Nesse sentido, lembremos que aproximadamente na mesma época que surgia o Comando Vermelho, há cerca de 26 anos atrás, outra bandeira vermelha era também hasteada, aquela do PT, aquela do partido hoje no poder e hoje mergulhado em crimes quase similares aos de Fernandinho Beira-Mar, Marcola e Macarrão.
Que dizer de Silvinho Pereira, dos dólares na cueca, dos assassinatos de prefeitos, das máfias do lixo e do transporte coletivo, todos escândalos petistas? Que dizer do "mensalão" que subornou quase todo o Congresso Nacional? Que dizer do "Sombra", uma das figuras sinistras do PT de Santo André? Nesse sentido, todos aqueles que construíram o PT e os centristas que o ajudaram a construir são cúmplices, ainda que indiretos, das máfias petistas e daquela de Marcola.

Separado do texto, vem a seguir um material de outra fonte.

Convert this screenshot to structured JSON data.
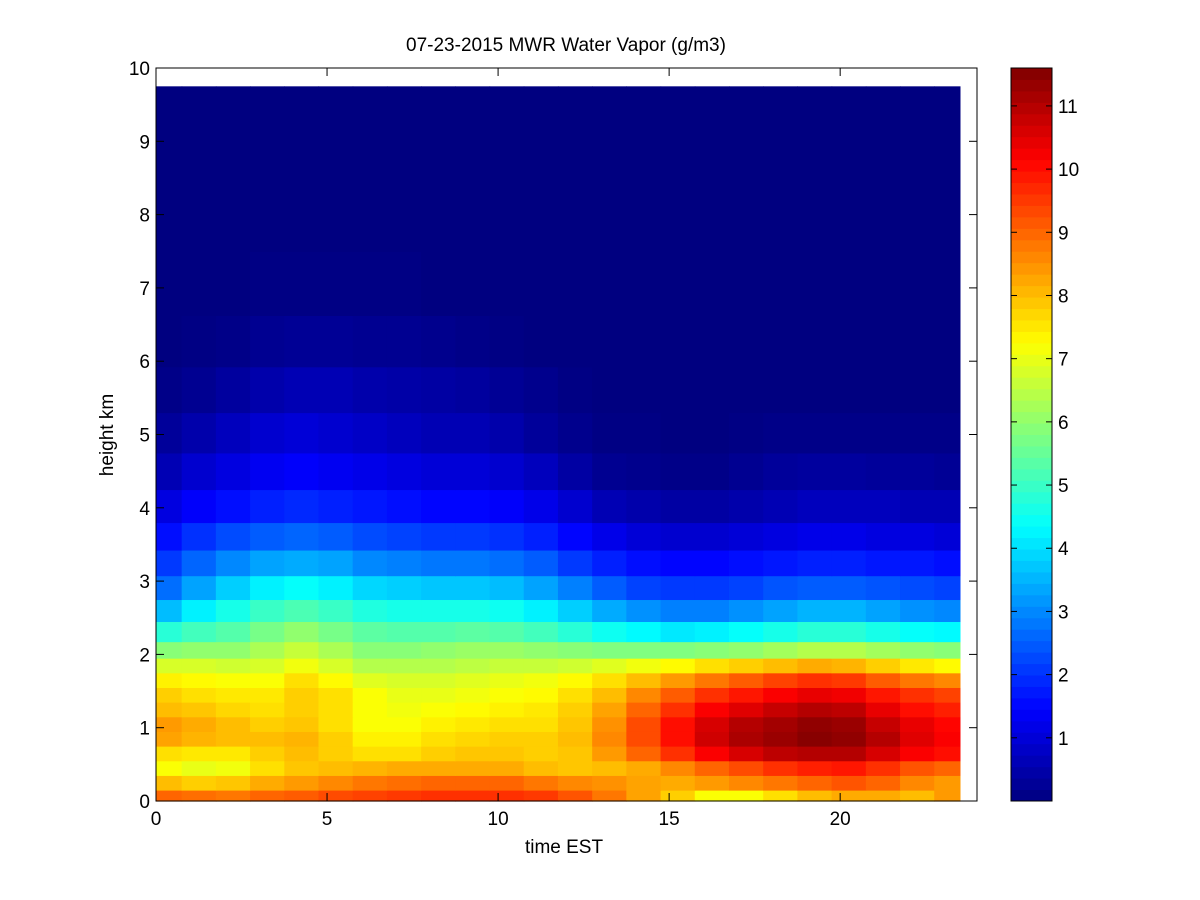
{
  "chart_data": {
    "type": "heatmap",
    "title": "07-23-2015 MWR Water Vapor (g/m3)",
    "xlabel": "time EST",
    "ylabel": "height km",
    "xlim": [
      0,
      24
    ],
    "ylim": [
      0,
      10
    ],
    "xticks": [
      0,
      5,
      10,
      15,
      20
    ],
    "yticks": [
      0,
      1,
      2,
      3,
      4,
      5,
      6,
      7,
      8,
      9,
      10
    ],
    "colorbar": {
      "colormap": "jet",
      "range": [
        0,
        11.6
      ],
      "ticks": [
        1,
        2,
        3,
        4,
        5,
        6,
        7,
        8,
        9,
        10,
        11
      ]
    },
    "grid": false,
    "data_extent": {
      "time": [
        0,
        23.5
      ],
      "height": [
        0,
        9.75
      ]
    },
    "time_EST": [
      0.25,
      1.25,
      2.25,
      3.25,
      4.25,
      5.25,
      6.25,
      7.25,
      8.25,
      9.25,
      10.25,
      11.25,
      12.25,
      13.25,
      14.25,
      15.25,
      16.25,
      17.25,
      18.25,
      19.25,
      20.25,
      21.25,
      22.25,
      23.25
    ],
    "height_km": [
      0.05,
      0.25,
      0.45,
      0.65,
      0.85,
      1.05,
      1.25,
      1.45,
      1.65,
      1.85,
      2.05,
      2.3,
      2.6,
      2.9,
      3.25,
      3.6,
      4.0,
      4.5,
      5.0,
      5.6,
      6.25,
      7.0,
      8.0,
      9.0,
      9.75
    ],
    "values": [
      [
        9.0,
        8.9,
        8.8,
        9.0,
        9.1,
        9.3,
        9.4,
        9.5,
        9.6,
        9.6,
        9.6,
        9.5,
        9.2,
        8.8,
        8.3,
        7.8,
        7.2,
        7.2,
        7.6,
        8.0,
        8.2,
        8.2,
        8.0,
        8.4
      ],
      [
        8.0,
        7.8,
        7.9,
        8.2,
        8.4,
        8.6,
        8.8,
        8.9,
        9.0,
        9.0,
        9.0,
        8.8,
        8.6,
        8.5,
        8.3,
        8.2,
        8.4,
        8.6,
        8.8,
        9.0,
        9.2,
        9.0,
        8.6,
        8.4
      ],
      [
        7.2,
        7.0,
        7.1,
        7.6,
        7.9,
        8.0,
        8.1,
        8.2,
        8.2,
        8.2,
        8.2,
        8.0,
        7.9,
        8.0,
        8.2,
        8.6,
        9.0,
        9.3,
        9.6,
        9.8,
        9.9,
        9.6,
        9.2,
        9.0
      ],
      [
        7.6,
        7.5,
        7.5,
        7.8,
        8.0,
        7.8,
        7.6,
        7.6,
        7.8,
        7.9,
        7.9,
        7.8,
        7.9,
        8.4,
        9.0,
        9.6,
        10.2,
        10.6,
        10.9,
        11.0,
        11.0,
        10.6,
        10.2,
        10.0
      ],
      [
        8.3,
        8.1,
        8.0,
        8.0,
        8.1,
        7.8,
        7.4,
        7.4,
        7.6,
        7.7,
        7.8,
        7.8,
        8.0,
        8.6,
        9.3,
        10.0,
        10.7,
        11.1,
        11.3,
        11.5,
        11.4,
        11.0,
        10.5,
        10.2
      ],
      [
        8.4,
        8.2,
        8.0,
        7.8,
        7.9,
        7.6,
        7.2,
        7.2,
        7.4,
        7.5,
        7.6,
        7.6,
        7.9,
        8.5,
        9.3,
        10.0,
        10.6,
        11.0,
        11.2,
        11.4,
        11.3,
        10.8,
        10.4,
        10.1
      ],
      [
        8.0,
        7.9,
        7.7,
        7.6,
        7.8,
        7.6,
        7.2,
        7.1,
        7.2,
        7.3,
        7.4,
        7.5,
        7.8,
        8.3,
        9.0,
        9.6,
        10.2,
        10.5,
        10.8,
        11.0,
        10.9,
        10.4,
        10.0,
        9.8
      ],
      [
        7.8,
        7.6,
        7.5,
        7.5,
        7.8,
        7.6,
        7.2,
        7.0,
        7.0,
        7.1,
        7.2,
        7.3,
        7.6,
        8.0,
        8.6,
        9.1,
        9.6,
        9.9,
        10.2,
        10.4,
        10.3,
        9.9,
        9.6,
        9.4
      ],
      [
        7.4,
        7.3,
        7.2,
        7.2,
        7.6,
        7.3,
        6.9,
        6.8,
        6.8,
        6.9,
        7.0,
        7.1,
        7.3,
        7.6,
        8.0,
        8.4,
        8.8,
        9.1,
        9.4,
        9.6,
        9.5,
        9.1,
        8.8,
        8.6
      ],
      [
        6.8,
        6.8,
        6.7,
        6.8,
        7.1,
        6.8,
        6.4,
        6.4,
        6.4,
        6.5,
        6.6,
        6.6,
        6.7,
        6.9,
        7.1,
        7.3,
        7.6,
        7.8,
        8.0,
        8.2,
        8.1,
        7.8,
        7.5,
        7.3
      ],
      [
        5.9,
        6.0,
        6.0,
        6.3,
        6.6,
        6.3,
        5.9,
        5.9,
        6.0,
        6.1,
        6.1,
        6.0,
        5.9,
        5.8,
        5.8,
        5.8,
        5.9,
        6.0,
        6.2,
        6.4,
        6.4,
        6.2,
        6.0,
        5.9
      ],
      [
        4.8,
        5.1,
        5.3,
        5.7,
        6.0,
        5.7,
        5.4,
        5.3,
        5.3,
        5.4,
        5.3,
        5.1,
        4.8,
        4.5,
        4.3,
        4.1,
        4.2,
        4.4,
        4.6,
        4.8,
        4.8,
        4.6,
        4.4,
        4.3
      ],
      [
        3.6,
        4.2,
        4.6,
        5.0,
        5.2,
        5.0,
        4.7,
        4.6,
        4.6,
        4.6,
        4.5,
        4.2,
        3.8,
        3.4,
        3.1,
        2.9,
        2.9,
        3.1,
        3.3,
        3.5,
        3.5,
        3.3,
        3.1,
        3.0
      ],
      [
        2.7,
        3.3,
        3.8,
        4.2,
        4.4,
        4.2,
        3.9,
        3.8,
        3.7,
        3.7,
        3.6,
        3.3,
        2.9,
        2.5,
        2.2,
        2.1,
        2.1,
        2.2,
        2.4,
        2.5,
        2.5,
        2.4,
        2.3,
        2.2
      ],
      [
        2.1,
        2.6,
        3.0,
        3.3,
        3.4,
        3.3,
        3.0,
        2.9,
        2.8,
        2.8,
        2.7,
        2.5,
        2.1,
        1.8,
        1.6,
        1.5,
        1.5,
        1.6,
        1.7,
        1.8,
        1.8,
        1.7,
        1.7,
        1.6
      ],
      [
        1.6,
        2.0,
        2.3,
        2.5,
        2.6,
        2.5,
        2.3,
        2.2,
        2.1,
        2.1,
        2.0,
        1.8,
        1.5,
        1.2,
        1.0,
        0.9,
        0.9,
        1.0,
        1.1,
        1.2,
        1.2,
        1.1,
        1.1,
        1.0
      ],
      [
        1.1,
        1.4,
        1.6,
        1.8,
        1.9,
        1.8,
        1.7,
        1.6,
        1.5,
        1.5,
        1.4,
        1.2,
        0.9,
        0.6,
        0.5,
        0.4,
        0.4,
        0.5,
        0.6,
        0.7,
        0.7,
        0.7,
        0.6,
        0.6
      ],
      [
        0.6,
        0.9,
        1.1,
        1.3,
        1.4,
        1.3,
        1.2,
        1.1,
        1.0,
        1.0,
        0.9,
        0.7,
        0.4,
        0.2,
        0.15,
        0.1,
        0.1,
        0.2,
        0.3,
        0.35,
        0.35,
        0.3,
        0.3,
        0.25
      ],
      [
        0.3,
        0.5,
        0.7,
        0.9,
        1.0,
        0.9,
        0.8,
        0.7,
        0.6,
        0.6,
        0.5,
        0.3,
        0.15,
        0.05,
        0.05,
        0.0,
        0.0,
        0.05,
        0.1,
        0.1,
        0.1,
        0.1,
        0.1,
        0.1
      ],
      [
        0.1,
        0.2,
        0.35,
        0.5,
        0.6,
        0.6,
        0.5,
        0.45,
        0.4,
        0.35,
        0.25,
        0.15,
        0.05,
        0.0,
        0.0,
        0.0,
        0.0,
        0.0,
        0.0,
        0.0,
        0.0,
        0.0,
        0.0,
        0.0
      ],
      [
        0.0,
        0.05,
        0.1,
        0.2,
        0.25,
        0.25,
        0.2,
        0.2,
        0.15,
        0.1,
        0.05,
        0.0,
        0.0,
        0.0,
        0.0,
        0.0,
        0.0,
        0.0,
        0.0,
        0.0,
        0.0,
        0.0,
        0.0,
        0.0
      ],
      [
        0.0,
        0.0,
        0.0,
        0.05,
        0.05,
        0.05,
        0.05,
        0.05,
        0.0,
        0.0,
        0.0,
        0.0,
        0.0,
        0.0,
        0.0,
        0.0,
        0.0,
        0.0,
        0.0,
        0.0,
        0.0,
        0.0,
        0.0,
        0.0
      ],
      [
        0.0,
        0.0,
        0.0,
        0.0,
        0.0,
        0.0,
        0.0,
        0.0,
        0.0,
        0.0,
        0.0,
        0.0,
        0.0,
        0.0,
        0.0,
        0.0,
        0.0,
        0.0,
        0.0,
        0.0,
        0.0,
        0.0,
        0.0,
        0.0
      ],
      [
        0.0,
        0.0,
        0.0,
        0.0,
        0.0,
        0.0,
        0.0,
        0.0,
        0.0,
        0.0,
        0.0,
        0.0,
        0.0,
        0.0,
        0.0,
        0.0,
        0.0,
        0.0,
        0.0,
        0.0,
        0.0,
        0.0,
        0.0,
        0.0
      ],
      [
        0.0,
        0.0,
        0.0,
        0.0,
        0.0,
        0.0,
        0.0,
        0.0,
        0.0,
        0.0,
        0.0,
        0.0,
        0.0,
        0.0,
        0.0,
        0.0,
        0.0,
        0.0,
        0.0,
        0.0,
        0.0,
        0.0,
        0.0,
        0.0
      ]
    ]
  }
}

Hoje, diante dos acontecimentos de São Paulo, alguns partidos ditos "de esquerda", pensando (como sempre) já nas próximas eleições (e apenas, nos possíveis lucros eleitorais), aproveitaram os fatos para atacar os seus potenciais adversários e culpá-los pela falta de segurança. Conforme a posição eleitoral, uns atacam o PSDB e o PFL, outros o próprio PT, pois, saíram dele há apenas alguns anos, outros há alguns meses e ainda, os últimos, que saíram há apenas alguns dias (antes do término do prazo para conseguir outra legenda eleitoral). Outros atacam o "capitalismo neoliberal" como a causa da violência. Seria este último melhor que o capitalismo?
Quantas rajadas de metralhadoras do PCC serão ainda necessárias para calar tal retórica eleitoral e tanta pseudo-teoria destes outros cúmplices indiretos do crime organizado paulista e brasileiro?